Note: Data are expressed as M ± SD with the exception of *data presented as median (IQR). Abbreviations: ao — aortic; BMI — body mass index; br — brachial; CAVI — cardio-­ankle vascular index; DBP — diastolic blood pressure; DI — diurnal index; HTN — hypertension; SBP — systolic blood pressure; mSCORE — total 10-year risk of fatal CVD calculated using the correction factor of 1.5

There were significant differences in AS gradient between subgroups based on increase in aortic SBP or PWV above individual reference values [29], increase in aortic PP ≥ 50 mmHg, increase in CAVI > 9, in CV risk magnitude, the presence of nocturnal HTN, non-dipping, latent HTN (in the clinically normotensive subgroup) (Fig. 2). There were no differences in the level of AS gradient in subgroups based on gender, RF positivity, median CRP or ESR, RA activity by DAS28, radiographic stage, functional class, use of NSAIDs and GC.

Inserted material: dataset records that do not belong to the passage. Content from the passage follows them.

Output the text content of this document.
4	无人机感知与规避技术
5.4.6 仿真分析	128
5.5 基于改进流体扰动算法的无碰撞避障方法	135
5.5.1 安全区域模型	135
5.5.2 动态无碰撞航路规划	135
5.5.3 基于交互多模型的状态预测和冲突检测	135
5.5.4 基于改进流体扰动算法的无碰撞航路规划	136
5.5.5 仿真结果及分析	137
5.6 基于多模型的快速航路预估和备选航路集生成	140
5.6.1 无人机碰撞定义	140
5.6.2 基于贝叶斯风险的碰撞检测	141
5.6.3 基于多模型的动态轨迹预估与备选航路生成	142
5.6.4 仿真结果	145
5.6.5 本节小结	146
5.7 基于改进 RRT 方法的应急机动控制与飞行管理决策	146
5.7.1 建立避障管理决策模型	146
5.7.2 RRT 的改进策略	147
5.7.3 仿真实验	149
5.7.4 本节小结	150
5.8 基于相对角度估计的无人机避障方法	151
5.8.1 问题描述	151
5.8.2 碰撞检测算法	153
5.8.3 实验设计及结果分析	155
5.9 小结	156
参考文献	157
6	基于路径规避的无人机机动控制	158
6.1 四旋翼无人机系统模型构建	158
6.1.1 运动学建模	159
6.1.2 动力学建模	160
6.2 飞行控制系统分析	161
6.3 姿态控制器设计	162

Fig. 2. AS gradient in RA patients, depending on various parameters.
Note: the significance of differences was tested using the Mann-­Whitney test. Abbreviations: ao — aortic; AS — atherosclerotic; CAVI — cardio-­ankle vascular index; cf — carotid-­femoral; HTN — hypertension; PP — pulse pressure; PWV — pulse wave velocity; SBP — systolic blood pressure.

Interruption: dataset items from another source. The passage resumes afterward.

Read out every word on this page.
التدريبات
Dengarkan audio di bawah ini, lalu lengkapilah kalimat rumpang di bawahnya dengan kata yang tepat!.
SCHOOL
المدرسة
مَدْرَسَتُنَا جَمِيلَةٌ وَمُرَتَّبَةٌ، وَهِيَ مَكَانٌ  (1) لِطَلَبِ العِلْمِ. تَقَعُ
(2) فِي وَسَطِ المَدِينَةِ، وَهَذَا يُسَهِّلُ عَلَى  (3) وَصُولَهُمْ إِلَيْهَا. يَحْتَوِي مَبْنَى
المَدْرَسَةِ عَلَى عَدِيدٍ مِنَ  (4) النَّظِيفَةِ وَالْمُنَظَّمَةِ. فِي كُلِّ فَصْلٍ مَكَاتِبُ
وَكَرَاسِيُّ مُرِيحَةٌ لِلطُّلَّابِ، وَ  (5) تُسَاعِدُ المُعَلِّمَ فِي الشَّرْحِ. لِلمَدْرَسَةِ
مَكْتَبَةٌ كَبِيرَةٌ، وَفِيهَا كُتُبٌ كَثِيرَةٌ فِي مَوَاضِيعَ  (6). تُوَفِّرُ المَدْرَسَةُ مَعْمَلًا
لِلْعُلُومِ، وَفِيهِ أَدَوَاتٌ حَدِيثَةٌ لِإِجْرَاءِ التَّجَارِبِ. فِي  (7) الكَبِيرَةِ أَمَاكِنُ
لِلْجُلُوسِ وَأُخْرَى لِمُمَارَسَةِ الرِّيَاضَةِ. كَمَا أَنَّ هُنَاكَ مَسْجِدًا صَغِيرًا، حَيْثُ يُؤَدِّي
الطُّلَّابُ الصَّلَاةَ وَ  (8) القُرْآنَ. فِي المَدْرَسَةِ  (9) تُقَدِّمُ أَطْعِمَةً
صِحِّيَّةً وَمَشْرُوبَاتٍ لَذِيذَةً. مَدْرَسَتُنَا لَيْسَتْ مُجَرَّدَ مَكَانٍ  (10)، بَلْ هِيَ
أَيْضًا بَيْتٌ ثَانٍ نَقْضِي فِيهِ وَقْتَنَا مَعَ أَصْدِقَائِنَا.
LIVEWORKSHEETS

A comparison of test parameters between the AS mismatch subgroups from the RA and control groups showed that patients with RA had increased clinical peripheral and aortic DBP (80 ± 10 vs. 72 ± 8 mmHg, p < 0.001 and 80 ± 11 vs. 73 ± 9 mmHg, p = 0.002), increased nocturnal peripheral and aortic SBP (124 ± 16 vs. 113 ± 10 mmHg, p = 0.005 and 117 ± 15 vs. 108 ± 10 mmHg, p = 0.02, respectively) and DBP (69 ± 10 vs. 63 ± 8 mmHg, p = 0.03 and 71 ± 11 vs. 66 ± 10 mmHg, p = 0.04, respectively), decreased SBP DI (3 % (–2;7.5 %) vs. 6 % (4;12 %), p = 0.005), increased frequency of non-dipping (66 (88 %) vs. 16 (61.5 %), p = 0.003) and nocturnal HTN (44 (58.7 %) vs. 4 (15.4 %), p < 0.001).

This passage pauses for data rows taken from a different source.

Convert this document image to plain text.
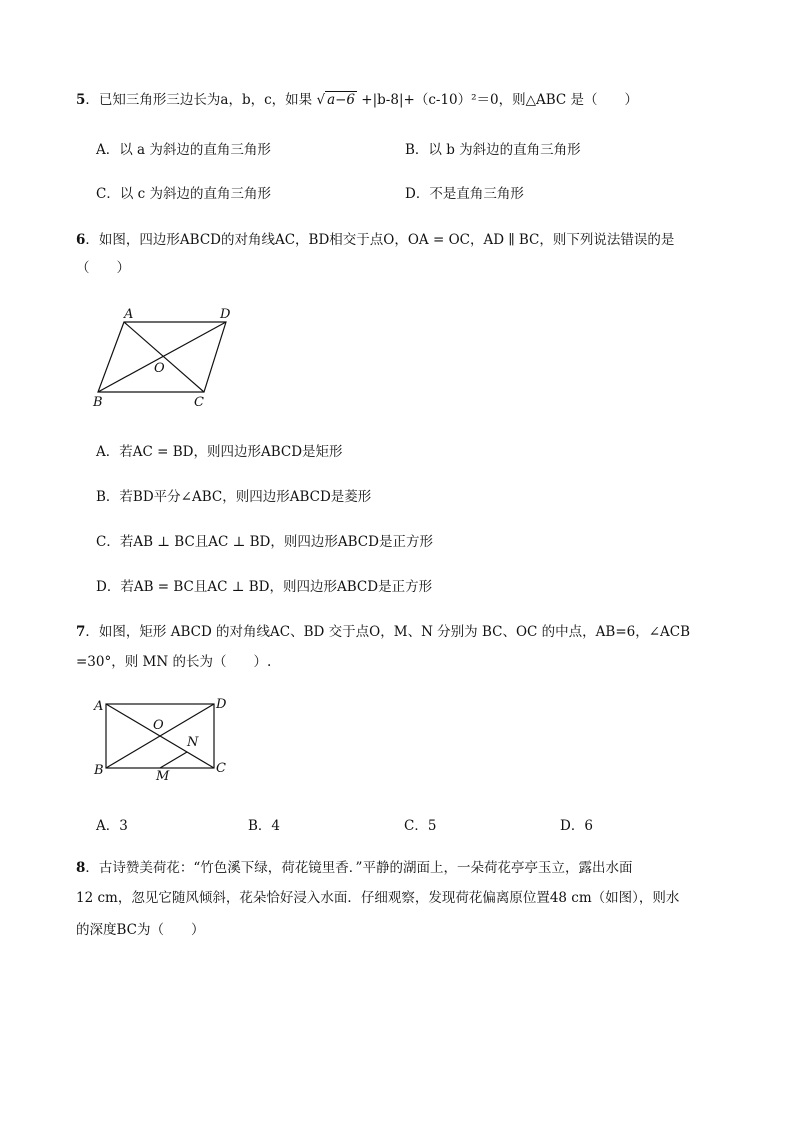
5．已知三角形三边长为a，b，c，如果 √ a−6 +|b-8|+（c-10）²＝0，则△ABC 是（　　）
A．以 a 为斜边的直角三角形	B．以 b 为斜边的直角三角形
C．以 c 为斜边的直角三角形	D．不是直角三角形
6．如图，四边形ABCD的对角线AC，BD相交于点O，OA = OC，AD ∥ BC，则下列说法错误的是
（　　）
A	D
B	C
O
A．若AC = BD，则四边形ABCD是矩形
B．若BD平分∠ABC，则四边形ABCD是菱形
C．若AB ⊥ BC且AC ⊥ BD，则四边形ABCD是正方形
D．若AB = BC且AC ⊥ BD，则四边形ABCD是正方形
7．如图，矩形 ABCD 的对角线AC、BD 交于点O，M、N 分别为 BC、OC 的中点，AB=6，∠ACB
=30°，则 MN 的长为（　　）.
A	D
B	C
O
N
M
A．3	B．4	C．5	D．6
8．古诗赞美荷花：“竹色溪下绿，荷花镜里香．”平静的湖面上，一朵荷花亭亭玉立，露出水面
12 cm，忽见它随风倾斜，花朵恰好浸入水面．仔细观察，发现荷花偏离原位置48 cm（如图），则水
的深度BC为（　　）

Univariate correlation analysis has confirmed associations of the AS gradient with parameters in Table 4: the highest correlation coefficient was noted for age (r = 0.63), HTN duration (r = 0.56), ACC/AHA risk (r = 0.69) and Qrisk2 (r = 0.7), nocturnal SBP in the aorta (r = 0.53), CAVI (r = 0.60), and SBP DI (r = –0.4). Inclusion of clinical and nocturnal SBP and CAVI into the regression model revealed independent associations between AS gradient and nocturnal aortic SBP (β = 0.31, p = 0.02) and CAVI (β = 0.45, p < 0.001). These associations disappeared if the model also included HTN duration and CV risk values, although the independent association with Qrisk2 score was confirmed (β = 0.33, p = 0.05). The significance of the above associations was not confirmed when the same model was adjusted by age.

AS gradient in RA patients with normal PWV

In the RA subgroup with cfPWV£10 m/s, AS mismatch was significantly more common than in the control group (Fig. 3). In the subgroup with cfPWV > 10 m/s, the frequency of AS mismatch in patients with RA was 97.6 % vs 92.3 % in control. In subjects with normal cfPWV, mean AS gradient was 1.09 ± 0.14 in patients with RA and 1.07 ± 0.25 in the control group (p = 0.24).

Fig. 3. Frequency of AS mismatch in subjects with PWV ≤10 m/s. Note: significance of differences RA vs control was tested using χ2‑test. Abbreviations: HTN — hypertension; RA — rheumatoid arthritis

In RA patients with normal PWV, AS mismatch was associated with older age, lower SBP DI, higher nocturnal aortic SBP, CAVI, and CV risk (Table 5).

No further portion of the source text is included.